Rétrospective / Le passage du pape en 1985 – Un bain de foule sauf à Esch
Dans une période marquée par le chômage et la violence terroriste, le pape Jean-Paul II est de passage au Luxembourg les 15 et 16 mai 1985. Après avoir été chahuté aux Pays-Bas, son passage au Luxembourg est entouré de ferveur. Sauf à Esch.

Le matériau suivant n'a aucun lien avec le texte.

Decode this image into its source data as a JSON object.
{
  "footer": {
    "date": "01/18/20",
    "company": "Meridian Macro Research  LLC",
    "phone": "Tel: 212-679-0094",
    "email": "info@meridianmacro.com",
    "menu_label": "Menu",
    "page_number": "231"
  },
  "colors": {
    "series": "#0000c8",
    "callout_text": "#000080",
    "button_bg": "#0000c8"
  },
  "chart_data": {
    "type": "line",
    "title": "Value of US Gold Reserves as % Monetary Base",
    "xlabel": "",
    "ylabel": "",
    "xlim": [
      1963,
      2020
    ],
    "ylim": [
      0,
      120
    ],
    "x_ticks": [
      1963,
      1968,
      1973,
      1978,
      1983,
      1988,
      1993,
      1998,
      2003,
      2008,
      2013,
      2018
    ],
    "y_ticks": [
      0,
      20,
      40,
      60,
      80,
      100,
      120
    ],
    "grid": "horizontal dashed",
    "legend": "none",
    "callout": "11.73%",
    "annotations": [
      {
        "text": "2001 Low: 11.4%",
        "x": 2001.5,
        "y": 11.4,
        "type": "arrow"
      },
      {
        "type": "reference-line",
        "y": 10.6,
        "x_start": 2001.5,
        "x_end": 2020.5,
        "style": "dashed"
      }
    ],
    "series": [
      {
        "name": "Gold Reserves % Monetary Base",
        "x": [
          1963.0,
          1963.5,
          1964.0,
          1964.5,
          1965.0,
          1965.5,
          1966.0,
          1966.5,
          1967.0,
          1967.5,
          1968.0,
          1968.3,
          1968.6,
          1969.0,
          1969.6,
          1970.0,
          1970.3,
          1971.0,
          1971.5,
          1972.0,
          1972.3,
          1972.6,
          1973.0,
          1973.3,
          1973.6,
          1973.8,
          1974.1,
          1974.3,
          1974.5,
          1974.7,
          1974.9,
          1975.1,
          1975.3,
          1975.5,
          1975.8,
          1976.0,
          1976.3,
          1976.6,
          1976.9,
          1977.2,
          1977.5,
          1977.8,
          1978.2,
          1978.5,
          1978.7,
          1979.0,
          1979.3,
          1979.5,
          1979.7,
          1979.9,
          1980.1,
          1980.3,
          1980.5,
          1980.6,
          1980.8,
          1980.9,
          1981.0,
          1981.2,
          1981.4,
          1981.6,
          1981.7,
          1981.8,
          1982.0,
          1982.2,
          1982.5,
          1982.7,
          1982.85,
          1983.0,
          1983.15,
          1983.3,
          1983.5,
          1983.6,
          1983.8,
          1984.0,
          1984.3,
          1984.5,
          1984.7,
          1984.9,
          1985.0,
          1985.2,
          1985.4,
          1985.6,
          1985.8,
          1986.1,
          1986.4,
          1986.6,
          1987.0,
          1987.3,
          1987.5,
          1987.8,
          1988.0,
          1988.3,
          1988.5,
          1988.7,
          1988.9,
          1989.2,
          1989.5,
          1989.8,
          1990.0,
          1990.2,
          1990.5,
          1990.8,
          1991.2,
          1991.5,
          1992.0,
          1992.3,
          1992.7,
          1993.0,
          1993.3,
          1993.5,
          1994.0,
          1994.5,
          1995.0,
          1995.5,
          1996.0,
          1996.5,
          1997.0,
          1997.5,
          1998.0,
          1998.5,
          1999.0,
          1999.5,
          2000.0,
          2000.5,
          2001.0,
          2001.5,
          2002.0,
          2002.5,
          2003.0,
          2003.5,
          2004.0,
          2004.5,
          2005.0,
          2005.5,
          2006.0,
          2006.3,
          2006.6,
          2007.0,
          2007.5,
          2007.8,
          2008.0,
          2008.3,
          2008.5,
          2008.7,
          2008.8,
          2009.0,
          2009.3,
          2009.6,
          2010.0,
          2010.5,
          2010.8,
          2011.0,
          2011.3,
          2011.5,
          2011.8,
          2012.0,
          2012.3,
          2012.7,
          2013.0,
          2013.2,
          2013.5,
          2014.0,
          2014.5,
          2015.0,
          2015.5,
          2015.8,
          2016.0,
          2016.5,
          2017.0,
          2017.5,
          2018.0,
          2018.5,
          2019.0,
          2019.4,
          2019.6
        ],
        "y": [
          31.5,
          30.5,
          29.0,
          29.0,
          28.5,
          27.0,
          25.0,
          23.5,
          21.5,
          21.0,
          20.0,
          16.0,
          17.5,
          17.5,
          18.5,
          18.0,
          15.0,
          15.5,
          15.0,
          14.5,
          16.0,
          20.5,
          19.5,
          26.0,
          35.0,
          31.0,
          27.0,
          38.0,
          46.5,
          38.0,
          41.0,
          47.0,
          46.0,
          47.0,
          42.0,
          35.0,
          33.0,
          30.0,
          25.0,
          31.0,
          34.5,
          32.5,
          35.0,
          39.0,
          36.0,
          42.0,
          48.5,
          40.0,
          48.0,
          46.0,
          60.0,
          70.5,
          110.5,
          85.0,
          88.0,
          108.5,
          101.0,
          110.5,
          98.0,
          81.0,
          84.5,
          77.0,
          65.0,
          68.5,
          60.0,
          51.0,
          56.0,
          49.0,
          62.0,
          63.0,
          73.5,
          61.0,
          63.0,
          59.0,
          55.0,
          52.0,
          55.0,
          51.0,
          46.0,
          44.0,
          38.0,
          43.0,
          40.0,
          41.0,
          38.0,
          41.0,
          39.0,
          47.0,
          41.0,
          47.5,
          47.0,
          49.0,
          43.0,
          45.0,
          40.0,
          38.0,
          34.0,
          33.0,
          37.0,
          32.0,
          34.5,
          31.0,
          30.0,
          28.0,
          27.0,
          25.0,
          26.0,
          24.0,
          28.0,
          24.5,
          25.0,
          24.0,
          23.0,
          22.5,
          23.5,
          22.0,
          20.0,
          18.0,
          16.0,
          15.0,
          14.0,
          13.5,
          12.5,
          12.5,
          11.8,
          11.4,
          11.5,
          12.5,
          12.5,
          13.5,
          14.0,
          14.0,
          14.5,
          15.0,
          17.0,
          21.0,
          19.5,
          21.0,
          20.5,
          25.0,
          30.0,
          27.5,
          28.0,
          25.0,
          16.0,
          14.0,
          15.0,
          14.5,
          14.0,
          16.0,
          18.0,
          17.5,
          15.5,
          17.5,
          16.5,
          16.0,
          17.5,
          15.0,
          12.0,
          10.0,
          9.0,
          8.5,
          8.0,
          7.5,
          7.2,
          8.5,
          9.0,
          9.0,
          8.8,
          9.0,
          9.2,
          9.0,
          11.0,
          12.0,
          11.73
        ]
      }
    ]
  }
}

La propension des Eschois à ne pas faire comme le reste du pays ne s’est pas toujours mesurée en voix dans les urnes comme en 1919 pour la République ou en 1937 contre la loi muselière. En 1985, lors de la visite du pape Jean-Paul II, c’est en saucisses sur le grill, qui n’ont pas trouvé preneurs, que nos prédécesseurs au Tageblatt avaient mesuré le peu d’enthousiasme pour la venue du pape dans la ville rouge. Au premier de ses deux jours de présence, le 15 mai, seules 3.000 personnes ont assisté à Esch à la venue du pape polonais, tandis que le lendemain matin, dans la ville de Luxembourg, 40.000 personnes allaient assister à la célébration organisée au Glacis.
L’exemple hollandais
Les Hollandais avaient montré la voie aux Eschois. L’escale luxembourgeoise intervenait au cœur d’un voyage apostolique dans le Bénélux du 11 au 21 mai 1985 et après un passage aux Pays-Bas (en ce temps à 40% catholique) mouvementé. A Utrecht, des heurts sont survenus entre la police et des manifestants se réclamant d’un „Front rouge antipapiste“ et d’un „Comité national contre la visite du pape“ de l’organisation homosexuelle COC. Mais le pape y est surtout boudé. A l’aéroport d’Einhdoven, on attendait 25.000 personnes, il y en eut 4.000. Aucun représentant de l’Etat ne s’était d’ailleurs déplacé, afin de souligner le caractère religieux du voyage.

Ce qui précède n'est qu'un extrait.